Carolina Bianchi y Cara de Cavalo Trilogie Cadela Força – Chapitre I : A Noiva e o Boa Noite Cinderela
Like descending into the darkest depths of hell, Carolina Bianchi exposes the unspeakable horror of sexist violence, plunging us into a median space in which all memory becomes blurred. Following in the footsteps of the artist Pippa Bacca, she uses her own body for the purposes of the piece, thereby anchoring herself in the history of feminist performance, and casting a critical gaze upon it at the same time.
Théo Mercier Skinless
Brought to the stage by visual artist Théo Mercier, Skinless is a disenchanted Eden built on a landscape of rubbish.
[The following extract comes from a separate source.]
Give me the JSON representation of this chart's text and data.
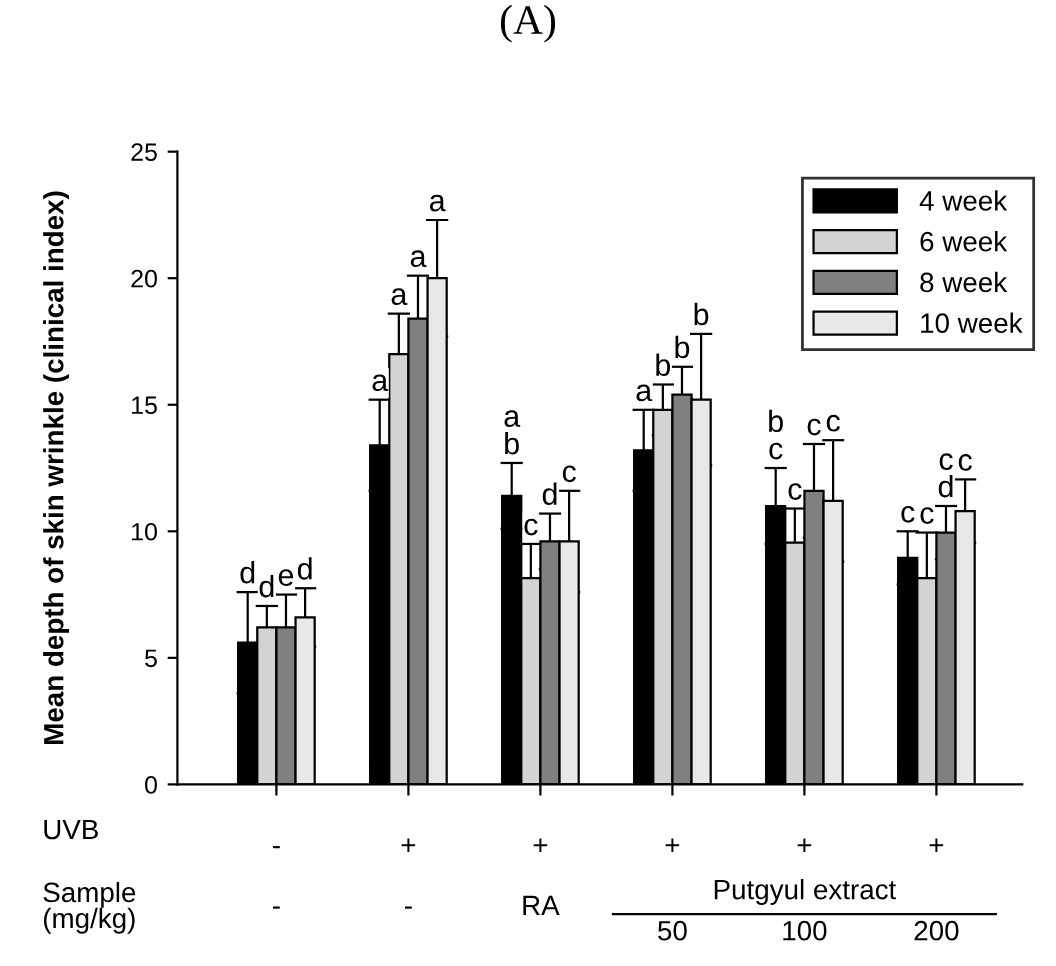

Amidst this XXL end-of-the-world panorama, an out of the ordinary couple loves and tears each other apart under the watchful eye of a tragic observer.
Romeo Castellucci, Esa-Pekka Salonen, Gustav Mahler Symphonie No. 2 “Résurrection” With the Paris Orchestra
Directed by Romeo Castellucci, Gustav Mahler's Resurrection symphony seems to take on all its tragic grandeur. Masterfully conducted by Esa-Pekka Salonen, the Italian director magnifies this monumental work in order bring us a funereal “song of the earth” from which nobody emerges unscathed.
Marlene Monteiro Freitas, Ballet de l’Opéra de Lyon Canine Jaunâtre 3
Following on from the Portrait dedicated to her by the Autumn Festival two years ago, Marlene Monteiro Freitas hijacks the match: twenty-five virtuoso performers, each wearing the same number 3 vests, throw the score into disarray, measure themselves against the grotesque and warp the game. This show sees the eccentric choreographer passing on to the Lyon Opera Ballet a jousting match of hybrid times, a carnivalesque fresco in which the human, animal and machine have a tendency to merge.